Summary of primary neuropathologic diagnoses in subjects with PSG-confirmed or probable RBD who underwent autopsy.
| Primary neuropathologic diagnosis | All cases n = 172 | PSG-confirmed n = 82 | pRBD – DEB n = 64 | pRBD – MSQ n = 26 |
|---|---|---|---|---|
| Neurodegenerative/prion | ||||
| Lewy body diseasea | 77 (2) | 34 | 32 (1) | 11 (1) |
| Combined LBD and AD | 59 (5) | 25 (2) | 22 (3) | 12 |
| Multiple system atrophy | 19 | 16 | 3 | 0 |
| AD | 6 (2) | 1 | 2 | 3 (2) |
| Progressive supranuclear palsy | 2 | 1 | 1 | 0 |
| Other | ||||
| Combined LBD and MSA | 3 | 2 | 1 | 0 |
| Combined LBD and ALS | 1 | 1 | 0 | 0 |
| NBIA-1 + LBD + tauopathy | 1 | 0 | 1 | 0 |
| CJD and ALS | 1 | 0 | 1 | 0 |
| Indeterminate degenerative | 1 | 0 | 1 | 0 |
| Inflammatory/other | ||||
| Hypothalamic inflammatory lesion associated with VGKC antibody | 1 | 1 | 0 | 0 |
| Indeterminate hypothalamic lesion | 1 | 1 | 0 | 0 |
| Synucleinopathy among neurodegenerative diseases | 160/170 = 94% | 78/80 = 98% | 58/64 = 91% | 23/26 = 88% |
Values in parentheses represent the number of cases with coexisting cerebrovascular disease likely contributing to some of the antemortem features.

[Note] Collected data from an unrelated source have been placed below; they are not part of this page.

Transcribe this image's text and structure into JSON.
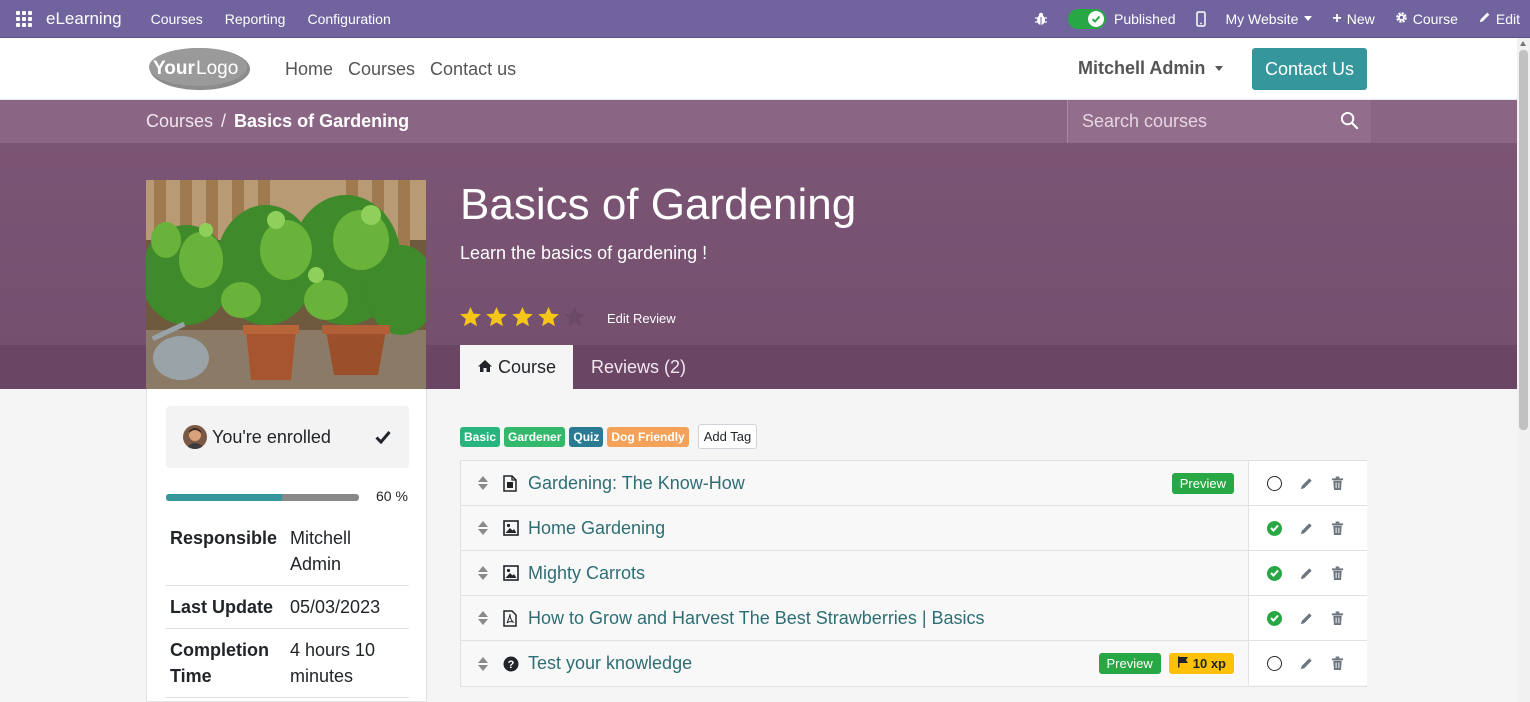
{
  "topbar": {
    "app_name": "eLearning",
    "menu": [
      "Courses",
      "Reporting",
      "Configuration"
    ],
    "published_label": "Published",
    "website_label": "My Website",
    "new_label": "New",
    "course_label": "Course",
    "edit_label": "Edit",
    "accent": "#71639e"
  },
  "header": {
    "logo_text_1": "Your",
    "logo_text_2": "Logo",
    "nav": [
      "Home",
      "Courses",
      "Contact us"
    ],
    "user": "Mitchell Admin",
    "contact_button": "Contact Us",
    "button_color": "#35979c"
  },
  "hero": {
    "breadcrumb_root": "Courses",
    "breadcrumb_sep": "/",
    "breadcrumb_current": "Basics of Gardening",
    "search_placeholder": "Search courses",
    "title": "Basics of Gardening",
    "subtitle": "Learn the basics of gardening !",
    "rating": 4,
    "rating_max": 5,
    "edit_review": "Edit Review",
    "tabs": {
      "course": "Course",
      "reviews": "Reviews (2)"
    }
  },
  "sidebar": {
    "enrolled": "You're enrolled",
    "progress": 0.6,
    "progress_label": "60 %",
    "info": [
      {
        "key": "Responsible",
        "value": "Mitchell Admin"
      },
      {
        "key": "Last Update",
        "value": "05/03/2023"
      },
      {
        "key": "Completion Time",
        "value": "4 hours 10 minutes"
      }
    ]
  },
  "tags": {
    "items": [
      {
        "label": "Basic",
        "color": "#28b47e"
      },
      {
        "label": "Gardener",
        "color": "#34b86b"
      },
      {
        "label": "Quiz",
        "color": "#2b7a94"
      },
      {
        "label": "Dog Friendly",
        "color": "#f4a259"
      }
    ],
    "add_tag": "Add Tag"
  },
  "contents": [
    {
      "title": "Gardening: The Know-How",
      "icon": "infographic-icon",
      "preview": "Preview",
      "done": false
    },
    {
      "title": "Home Gardening",
      "icon": "image-icon",
      "done": true
    },
    {
      "title": "Mighty Carrots",
      "icon": "image-icon",
      "done": true
    },
    {
      "title": "How to Grow and Harvest The Best Strawberries | Basics",
      "icon": "pdf-icon",
      "done": true
    },
    {
      "title": "Test your knowledge",
      "icon": "quiz-icon",
      "preview": "Preview",
      "xp": "10 xp",
      "done": false
    }
  ]
}
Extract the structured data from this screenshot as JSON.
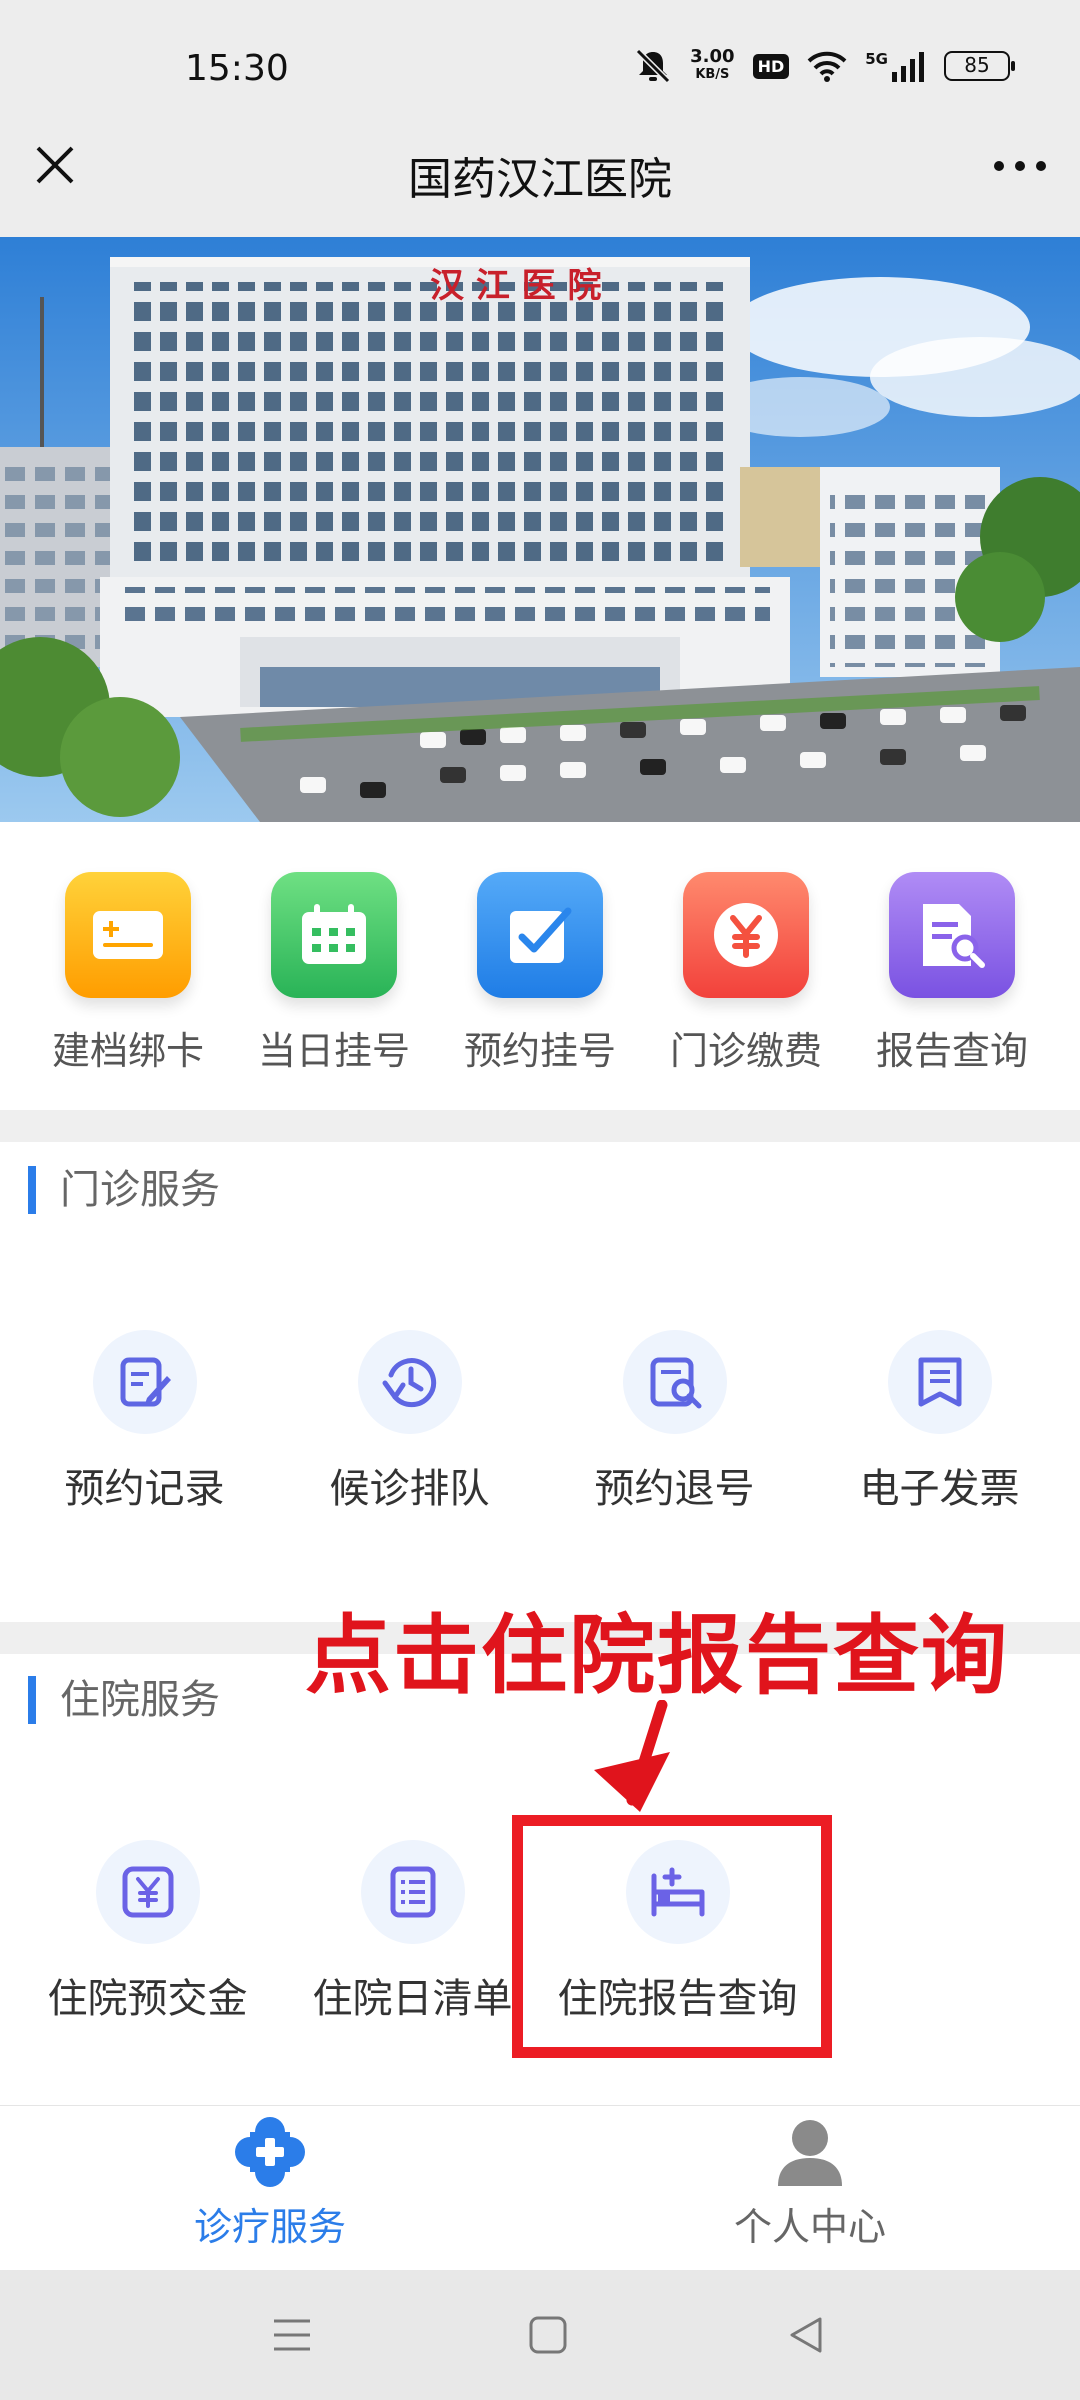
{
  "status_bar": {
    "time": "15:30",
    "speed_value": "3.00",
    "speed_unit": "KB/S",
    "hd": "HD",
    "network": "5G",
    "battery": "85"
  },
  "header": {
    "title": "国药汉江医院"
  },
  "banner": {
    "sign_text": "汉 江 医 院"
  },
  "quick_menu": [
    {
      "label": "建档绑卡",
      "icon": "card-icon",
      "color": "#ffb000"
    },
    {
      "label": "当日挂号",
      "icon": "calendar-icon",
      "color": "#3ec46d"
    },
    {
      "label": "预约挂号",
      "icon": "checkbox-icon",
      "color": "#2f8ef0"
    },
    {
      "label": "门诊缴费",
      "icon": "yuan-icon",
      "color": "#fb5a4a"
    },
    {
      "label": "报告查询",
      "icon": "report-search-icon",
      "color": "#8a63ea"
    }
  ],
  "outpatient": {
    "title": "门诊服务",
    "items": [
      {
        "label": "预约记录",
        "icon": "edit-record-icon"
      },
      {
        "label": "候诊排队",
        "icon": "clock-icon"
      },
      {
        "label": "预约退号",
        "icon": "document-search-icon"
      },
      {
        "label": "电子发票",
        "icon": "bookmark-icon"
      }
    ]
  },
  "inpatient": {
    "title": "住院服务",
    "items": [
      {
        "label": "住院预交金",
        "icon": "yuan-icon"
      },
      {
        "label": "住院日清单",
        "icon": "list-icon"
      },
      {
        "label": "住院报告查询",
        "icon": "hospital-bed-icon"
      }
    ]
  },
  "annotation": {
    "text": "点击住院报告查询"
  },
  "bottom_nav": [
    {
      "label": "诊疗服务",
      "icon": "medical-cross-icon",
      "active": true
    },
    {
      "label": "个人中心",
      "icon": "person-icon",
      "active": false
    }
  ],
  "colors": {
    "accent": "#2b7de9",
    "annotation": "#e0141c",
    "icon_purple": "#6b62e6"
  }
}
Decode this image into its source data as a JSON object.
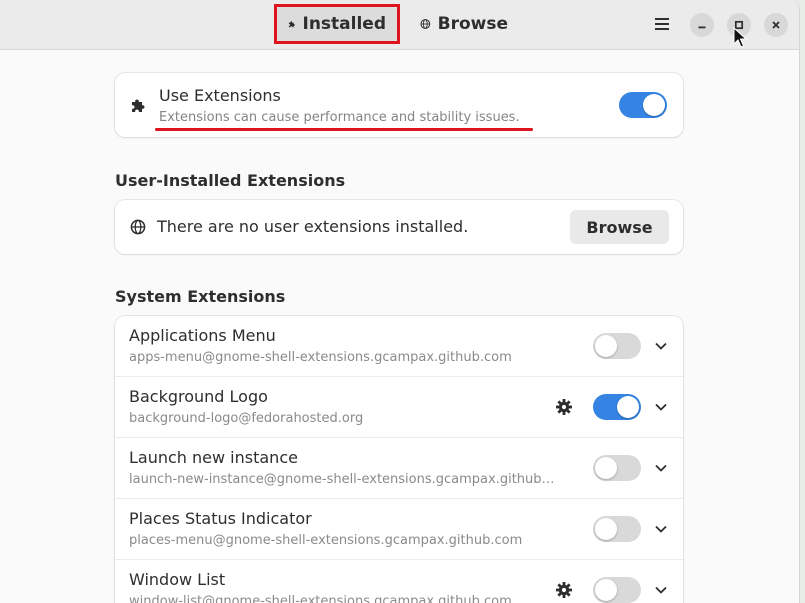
{
  "headerbar": {
    "tabs": [
      {
        "label": "Installed",
        "icon": "puzzle-piece-icon",
        "active": true
      },
      {
        "label": "Browse",
        "icon": "globe-icon",
        "active": false
      }
    ],
    "menu_icon": "hamburger-menu-icon",
    "window_controls": [
      "minimize-icon",
      "maximize-icon",
      "close-icon"
    ]
  },
  "use_extensions": {
    "title": "Use Extensions",
    "subtitle": "Extensions can cause performance and stability issues.",
    "enabled": true
  },
  "user_installed": {
    "heading": "User-Installed Extensions",
    "empty_text": "There are no user extensions installed.",
    "browse_label": "Browse"
  },
  "system": {
    "heading": "System Extensions",
    "extensions": [
      {
        "name": "Applications Menu",
        "uuid": "apps-menu@gnome-shell-extensions.gcampax.github.com",
        "enabled": false,
        "has_settings": false
      },
      {
        "name": "Background Logo",
        "uuid": "background-logo@fedorahosted.org",
        "enabled": true,
        "has_settings": true
      },
      {
        "name": "Launch new instance",
        "uuid": "launch-new-instance@gnome-shell-extensions.gcampax.github…",
        "enabled": false,
        "has_settings": false
      },
      {
        "name": "Places Status Indicator",
        "uuid": "places-menu@gnome-shell-extensions.gcampax.github.com",
        "enabled": false,
        "has_settings": false
      },
      {
        "name": "Window List",
        "uuid": "window-list@gnome-shell-extensions.gcampax.github.com",
        "enabled": false,
        "has_settings": true
      }
    ]
  },
  "colors": {
    "accent": "#3584e4",
    "annotation": "#e0141f"
  }
}
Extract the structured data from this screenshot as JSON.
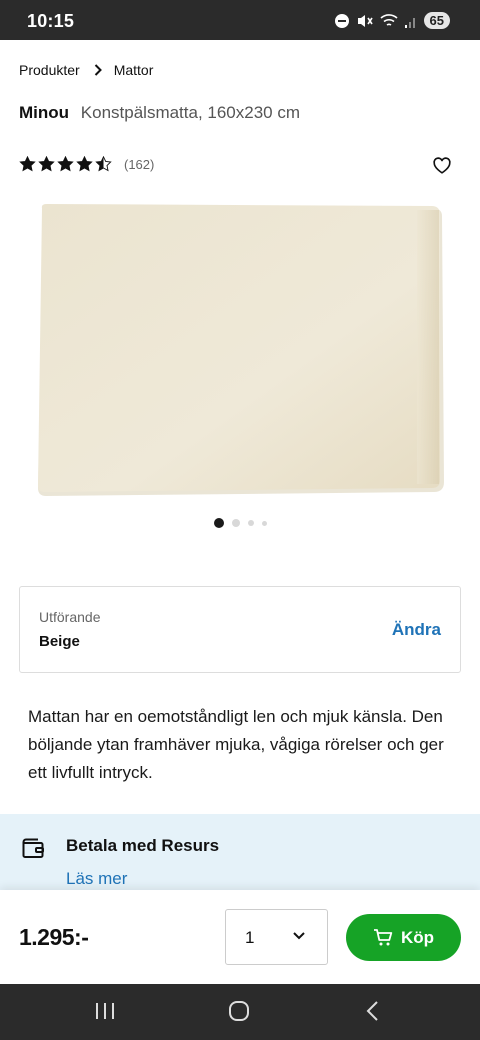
{
  "status_bar": {
    "time": "10:15",
    "battery": "65"
  },
  "breadcrumb": {
    "items": [
      "Produkter",
      "Mattor"
    ]
  },
  "product": {
    "brand": "Minou",
    "description_short": "Konstpälsmatta, 160x230 cm",
    "rating": 4.5,
    "review_count": "(162)",
    "image_color": "#ece5d1"
  },
  "gallery": {
    "count": 4,
    "active": 0
  },
  "variant": {
    "label": "Utförande",
    "value": "Beige",
    "change_label": "Ändra"
  },
  "description": "Mattan har en oemotståndligt len och mjuk känsla. Den böljande ytan framhäver mjuka, vågiga rörelser och ger ett livfullt intryck.",
  "payment": {
    "heading": "Betala med Resurs",
    "link": "Läs mer"
  },
  "buy_bar": {
    "price": "1.295:-",
    "quantity": "1",
    "buy_label": "Köp"
  },
  "colors": {
    "accent_blue": "#1f73b7",
    "buy_green": "#16a326",
    "payment_bg": "#e5f2f9"
  }
}
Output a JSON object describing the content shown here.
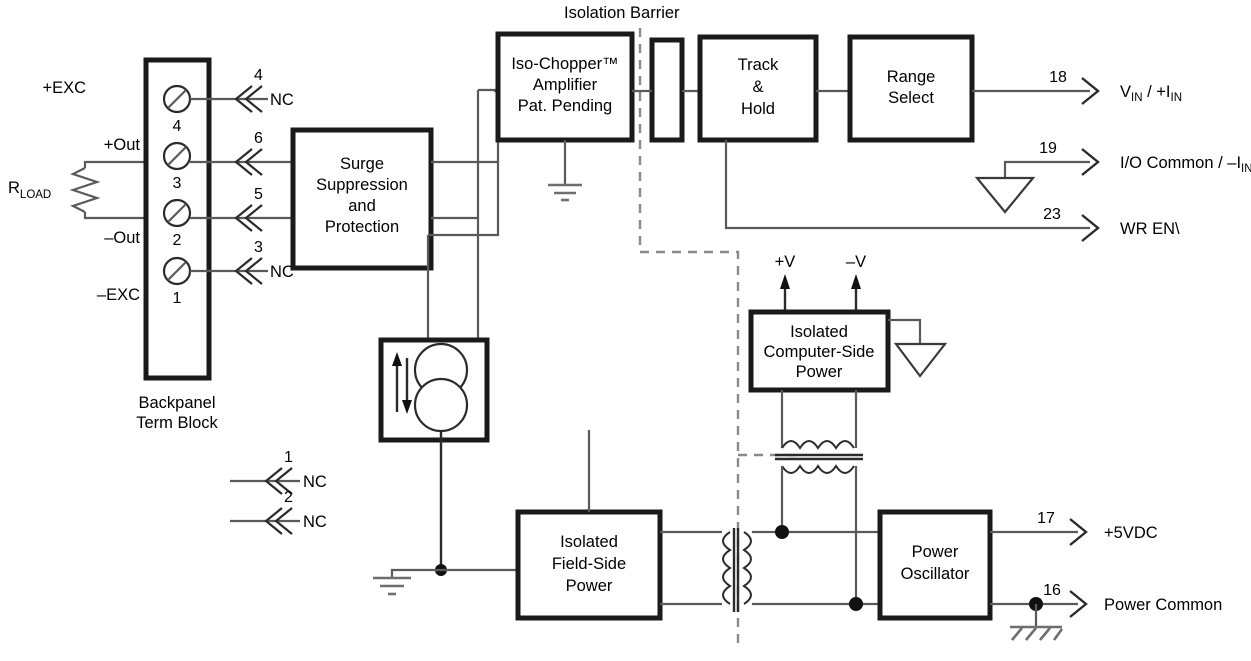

Abbreviations: AD, Alzheimer’s disease; ALS, amyotrophic lateral sclerosis; CJD, Creutzfeldt-Jacob disease; DEB, history of recurrent dream enactment behavior; LBD, Lewy body disease; MSA, multiple system atrophy; NBIA-1, neurodegeneration with brain iron accumulation type 1; pRBD, probable REM sleep behavior disorder; PSG, polysomnogram; MSQ, screened positive for probable RBD on the Mayo Sleep Questionnaire; RBD, REM sleep behavior disorder; VGKC, voltage-gated potassium antibody.
One LBD case was found to have a duplication of the gene encoding alpha-synuclein (SNCA).